Питер Устинов, как рассказывает он сам, — русских корней: «Я — не красный и не белый, фактически я совсем не русский, в том понимании, какое существует у таможенников. Я родился в Лондоне, но в то же время я был зачат в Ленинграде, а это повлияло на меня куда более серьезно и убедительно, нежели сам случай моего рождения».
Родившийся в Лондоне в 1921 году, Питер является представителем сразу двух очень известных в России фамилий — Устиновых и Бенуа. Поскольку в моем родном Петровске стоит большое двухэтажное здание начала века из красного кирпича, которое местные жители во все годы называли «Устинов дом», я спросил о нему Питера, когда мы встретились на одном из приемов в посольстве. Питер обрадовано подтвердил, что его дядя широко вел торговые дела в Саратове и имел несколько домов в этом и других городах. Питер говорил, что при всей своей любви к северной столице он непременно собирается посетить истинно русские волжские города.
В начале 80-х годов с группой общественных деятелей я отправился в Эдинбург. О нашем приезде узнала местная активистка Общества «Шотландия — СССР» и пришла к нам в гостиницу с мужем. Это была русская женщина, лет тридцать тому назад вышедшая замуж за шотландца, который работал в СССР. Они оба излучали такую благожелательность и радость, что мне показалось, будто я неожиданно встретил близких родственников. Оба говорили по-русски, правда, шотландец — с большим трудом. Из их сбивчивого рассказа я понял, что они счастливо живут в небольшом городке к северу от Эдинбурга (кстати, где-то там находится и городок по имени Москва) и им давно не случалось принимать у себя дома гостей из СССР.
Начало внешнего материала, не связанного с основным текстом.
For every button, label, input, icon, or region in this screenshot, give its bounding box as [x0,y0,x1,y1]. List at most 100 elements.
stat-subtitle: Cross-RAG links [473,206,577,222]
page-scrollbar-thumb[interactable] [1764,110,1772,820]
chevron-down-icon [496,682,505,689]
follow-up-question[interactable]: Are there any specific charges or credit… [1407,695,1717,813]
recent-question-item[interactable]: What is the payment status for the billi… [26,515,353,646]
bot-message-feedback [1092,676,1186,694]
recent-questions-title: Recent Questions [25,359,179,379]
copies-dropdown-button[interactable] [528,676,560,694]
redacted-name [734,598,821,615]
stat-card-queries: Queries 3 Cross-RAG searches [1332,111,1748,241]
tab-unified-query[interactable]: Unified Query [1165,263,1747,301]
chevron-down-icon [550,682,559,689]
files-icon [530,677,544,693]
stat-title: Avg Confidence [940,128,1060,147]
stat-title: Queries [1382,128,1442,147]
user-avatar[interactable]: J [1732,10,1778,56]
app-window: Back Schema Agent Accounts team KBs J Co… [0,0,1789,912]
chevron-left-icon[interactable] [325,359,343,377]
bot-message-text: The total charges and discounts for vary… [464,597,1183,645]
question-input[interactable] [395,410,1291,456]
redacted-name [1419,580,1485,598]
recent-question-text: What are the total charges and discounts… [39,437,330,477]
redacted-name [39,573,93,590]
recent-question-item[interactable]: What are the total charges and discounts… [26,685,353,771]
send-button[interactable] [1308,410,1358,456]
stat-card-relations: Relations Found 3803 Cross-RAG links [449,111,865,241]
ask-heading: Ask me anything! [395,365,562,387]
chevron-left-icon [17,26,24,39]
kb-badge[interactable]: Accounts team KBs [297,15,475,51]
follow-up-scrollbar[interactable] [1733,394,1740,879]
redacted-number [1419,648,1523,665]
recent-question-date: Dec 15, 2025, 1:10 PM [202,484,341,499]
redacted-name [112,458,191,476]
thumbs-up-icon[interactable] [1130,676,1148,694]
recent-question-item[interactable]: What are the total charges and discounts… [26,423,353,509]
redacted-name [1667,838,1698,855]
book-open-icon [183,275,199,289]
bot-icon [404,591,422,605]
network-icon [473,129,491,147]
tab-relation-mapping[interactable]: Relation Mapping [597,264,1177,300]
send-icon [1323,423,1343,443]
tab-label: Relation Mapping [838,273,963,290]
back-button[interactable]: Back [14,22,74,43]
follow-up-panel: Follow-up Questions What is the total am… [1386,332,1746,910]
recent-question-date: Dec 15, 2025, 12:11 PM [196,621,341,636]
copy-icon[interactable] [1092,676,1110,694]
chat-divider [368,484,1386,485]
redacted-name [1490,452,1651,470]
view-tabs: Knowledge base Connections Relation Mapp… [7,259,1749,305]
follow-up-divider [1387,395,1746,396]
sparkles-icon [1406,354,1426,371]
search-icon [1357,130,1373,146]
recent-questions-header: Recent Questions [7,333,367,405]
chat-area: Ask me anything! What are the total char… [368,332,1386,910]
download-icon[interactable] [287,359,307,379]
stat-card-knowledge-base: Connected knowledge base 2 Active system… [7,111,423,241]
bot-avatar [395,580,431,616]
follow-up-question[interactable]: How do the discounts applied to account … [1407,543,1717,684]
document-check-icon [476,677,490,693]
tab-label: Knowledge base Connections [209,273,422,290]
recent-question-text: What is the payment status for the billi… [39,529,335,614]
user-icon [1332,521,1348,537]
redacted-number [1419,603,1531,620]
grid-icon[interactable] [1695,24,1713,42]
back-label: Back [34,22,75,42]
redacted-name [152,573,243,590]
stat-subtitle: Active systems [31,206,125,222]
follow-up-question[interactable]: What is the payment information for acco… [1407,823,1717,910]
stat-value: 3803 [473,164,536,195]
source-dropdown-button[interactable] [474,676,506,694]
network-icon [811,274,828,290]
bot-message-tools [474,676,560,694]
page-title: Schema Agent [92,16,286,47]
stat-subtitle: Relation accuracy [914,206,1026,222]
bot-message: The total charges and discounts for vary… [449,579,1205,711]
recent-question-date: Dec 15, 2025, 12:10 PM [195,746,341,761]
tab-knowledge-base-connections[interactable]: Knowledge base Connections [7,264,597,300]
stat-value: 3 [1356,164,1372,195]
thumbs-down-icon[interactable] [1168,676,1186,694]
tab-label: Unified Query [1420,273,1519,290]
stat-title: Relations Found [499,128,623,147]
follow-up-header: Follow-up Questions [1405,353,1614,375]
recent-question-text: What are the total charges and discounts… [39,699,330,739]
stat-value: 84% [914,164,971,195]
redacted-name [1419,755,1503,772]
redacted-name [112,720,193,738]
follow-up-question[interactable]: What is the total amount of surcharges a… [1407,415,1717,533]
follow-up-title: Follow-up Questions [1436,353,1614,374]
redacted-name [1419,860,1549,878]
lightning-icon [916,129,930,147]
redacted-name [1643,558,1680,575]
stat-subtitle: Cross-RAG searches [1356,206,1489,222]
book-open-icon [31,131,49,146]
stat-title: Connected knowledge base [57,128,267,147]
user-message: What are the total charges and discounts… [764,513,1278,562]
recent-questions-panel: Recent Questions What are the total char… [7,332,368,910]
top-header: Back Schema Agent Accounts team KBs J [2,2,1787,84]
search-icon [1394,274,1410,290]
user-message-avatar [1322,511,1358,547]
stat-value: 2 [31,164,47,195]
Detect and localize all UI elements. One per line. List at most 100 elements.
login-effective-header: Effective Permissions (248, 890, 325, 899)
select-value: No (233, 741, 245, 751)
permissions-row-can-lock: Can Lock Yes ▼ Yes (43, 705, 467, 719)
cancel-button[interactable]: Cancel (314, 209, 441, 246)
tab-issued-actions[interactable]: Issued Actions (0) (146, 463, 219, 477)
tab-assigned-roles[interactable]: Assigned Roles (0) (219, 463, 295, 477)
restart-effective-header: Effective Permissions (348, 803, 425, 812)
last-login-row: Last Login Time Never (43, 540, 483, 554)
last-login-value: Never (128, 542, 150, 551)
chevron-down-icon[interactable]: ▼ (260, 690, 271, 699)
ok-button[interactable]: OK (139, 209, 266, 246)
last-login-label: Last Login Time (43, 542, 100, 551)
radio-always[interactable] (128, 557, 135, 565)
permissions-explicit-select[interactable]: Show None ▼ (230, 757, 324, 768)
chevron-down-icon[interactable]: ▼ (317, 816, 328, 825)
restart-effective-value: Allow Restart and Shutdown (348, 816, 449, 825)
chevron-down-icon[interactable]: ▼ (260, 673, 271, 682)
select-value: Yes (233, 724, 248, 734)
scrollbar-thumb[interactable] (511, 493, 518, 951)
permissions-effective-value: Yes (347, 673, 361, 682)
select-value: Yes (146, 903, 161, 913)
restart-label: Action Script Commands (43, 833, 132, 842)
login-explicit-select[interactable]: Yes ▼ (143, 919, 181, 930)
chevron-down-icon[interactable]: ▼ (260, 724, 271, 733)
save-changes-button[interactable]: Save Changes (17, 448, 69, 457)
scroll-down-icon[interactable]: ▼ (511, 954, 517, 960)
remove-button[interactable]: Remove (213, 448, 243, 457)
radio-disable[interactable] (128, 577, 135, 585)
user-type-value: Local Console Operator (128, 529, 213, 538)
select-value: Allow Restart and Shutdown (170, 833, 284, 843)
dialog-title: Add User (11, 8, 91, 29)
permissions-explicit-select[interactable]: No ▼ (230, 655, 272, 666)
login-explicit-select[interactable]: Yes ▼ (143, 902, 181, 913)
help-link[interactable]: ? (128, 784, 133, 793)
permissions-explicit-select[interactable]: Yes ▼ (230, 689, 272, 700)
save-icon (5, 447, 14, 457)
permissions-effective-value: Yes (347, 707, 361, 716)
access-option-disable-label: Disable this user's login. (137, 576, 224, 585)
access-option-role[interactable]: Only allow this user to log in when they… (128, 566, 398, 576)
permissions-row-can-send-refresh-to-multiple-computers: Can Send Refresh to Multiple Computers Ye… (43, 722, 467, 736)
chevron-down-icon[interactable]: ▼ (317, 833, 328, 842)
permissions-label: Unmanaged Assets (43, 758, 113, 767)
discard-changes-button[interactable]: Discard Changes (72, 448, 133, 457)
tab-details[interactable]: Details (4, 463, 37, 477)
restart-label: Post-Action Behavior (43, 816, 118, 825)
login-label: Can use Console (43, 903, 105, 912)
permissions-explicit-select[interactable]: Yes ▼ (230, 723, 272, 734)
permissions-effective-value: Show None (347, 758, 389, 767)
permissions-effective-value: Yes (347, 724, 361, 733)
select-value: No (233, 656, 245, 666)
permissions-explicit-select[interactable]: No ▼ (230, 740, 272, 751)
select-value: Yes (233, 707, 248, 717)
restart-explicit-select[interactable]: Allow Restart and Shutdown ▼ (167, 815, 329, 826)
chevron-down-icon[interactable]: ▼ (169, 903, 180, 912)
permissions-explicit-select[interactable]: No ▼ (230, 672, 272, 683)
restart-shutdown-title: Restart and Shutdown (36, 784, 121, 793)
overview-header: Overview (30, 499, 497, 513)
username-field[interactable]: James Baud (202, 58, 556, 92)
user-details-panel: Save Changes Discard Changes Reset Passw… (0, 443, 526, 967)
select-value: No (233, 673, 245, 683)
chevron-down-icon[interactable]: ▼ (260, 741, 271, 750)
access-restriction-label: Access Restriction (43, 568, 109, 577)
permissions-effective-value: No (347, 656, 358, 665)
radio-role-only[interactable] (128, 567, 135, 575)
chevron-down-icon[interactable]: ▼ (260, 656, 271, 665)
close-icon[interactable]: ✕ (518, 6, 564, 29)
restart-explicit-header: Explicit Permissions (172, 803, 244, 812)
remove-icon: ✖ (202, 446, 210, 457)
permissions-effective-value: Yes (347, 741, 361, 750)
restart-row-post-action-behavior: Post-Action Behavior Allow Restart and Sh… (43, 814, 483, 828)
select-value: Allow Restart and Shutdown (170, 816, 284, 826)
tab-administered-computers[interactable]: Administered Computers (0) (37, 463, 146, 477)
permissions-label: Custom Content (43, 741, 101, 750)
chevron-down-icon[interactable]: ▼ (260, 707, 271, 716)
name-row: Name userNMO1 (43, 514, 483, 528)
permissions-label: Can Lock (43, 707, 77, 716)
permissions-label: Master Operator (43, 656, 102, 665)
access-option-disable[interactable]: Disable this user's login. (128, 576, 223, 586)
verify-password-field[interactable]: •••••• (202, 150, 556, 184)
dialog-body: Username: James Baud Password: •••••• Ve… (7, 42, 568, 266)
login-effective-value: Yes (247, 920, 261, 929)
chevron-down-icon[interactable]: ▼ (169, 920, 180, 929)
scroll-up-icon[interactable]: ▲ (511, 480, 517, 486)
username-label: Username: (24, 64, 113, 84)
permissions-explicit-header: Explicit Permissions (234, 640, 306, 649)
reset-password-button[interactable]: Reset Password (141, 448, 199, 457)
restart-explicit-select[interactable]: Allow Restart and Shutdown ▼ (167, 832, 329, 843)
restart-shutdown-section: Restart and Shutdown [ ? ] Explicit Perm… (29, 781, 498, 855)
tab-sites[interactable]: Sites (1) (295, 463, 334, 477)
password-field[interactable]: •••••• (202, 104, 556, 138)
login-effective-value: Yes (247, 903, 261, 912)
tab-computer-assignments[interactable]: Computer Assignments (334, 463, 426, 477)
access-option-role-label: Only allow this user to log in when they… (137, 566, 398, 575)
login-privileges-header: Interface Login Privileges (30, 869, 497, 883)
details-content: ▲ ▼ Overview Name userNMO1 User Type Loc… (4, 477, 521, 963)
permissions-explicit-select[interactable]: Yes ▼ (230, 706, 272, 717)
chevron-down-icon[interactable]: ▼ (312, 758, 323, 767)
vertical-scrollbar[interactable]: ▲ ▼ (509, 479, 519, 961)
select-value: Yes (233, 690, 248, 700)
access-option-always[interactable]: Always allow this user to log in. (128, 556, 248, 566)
Женщина стала рассказывать, какие вкусные, чисто русские пироги и пельмени она готовит, что тут же горячо подтверждал ее муж. У нас, однако, было все расписано по программе, и мы очень разочаровали их отказом приехать к ним в гости, где наверняка застряли бы на целый день. Но до сих пор у меня в памяти эта милая пара, которая ест русские пироги и пельмени в горах Шотландии.
С российскими женщинами встречался я и в Индонезии, когда работал там в 1987—1990 годах. Все они в свое время вышли замуж за индонезийских офицеров, обучавшихся в Советском Союзе в 50—60 годы, когда руководители КПСС верили в возможность коммунизировать эту далекую экзотическую страну и вовлечь ее в «Советский лагерь». В знаменательные годы начала «перестройки» эти наши соотечественницы, никогда не терявшие своего русского начала, снова потянулись к Родине, как к солнцу тянутся подзасохшие, но затем обильно политые цветы. Горько говорить это, но в итоге Родина не очень порадовала их радушием и вниманием.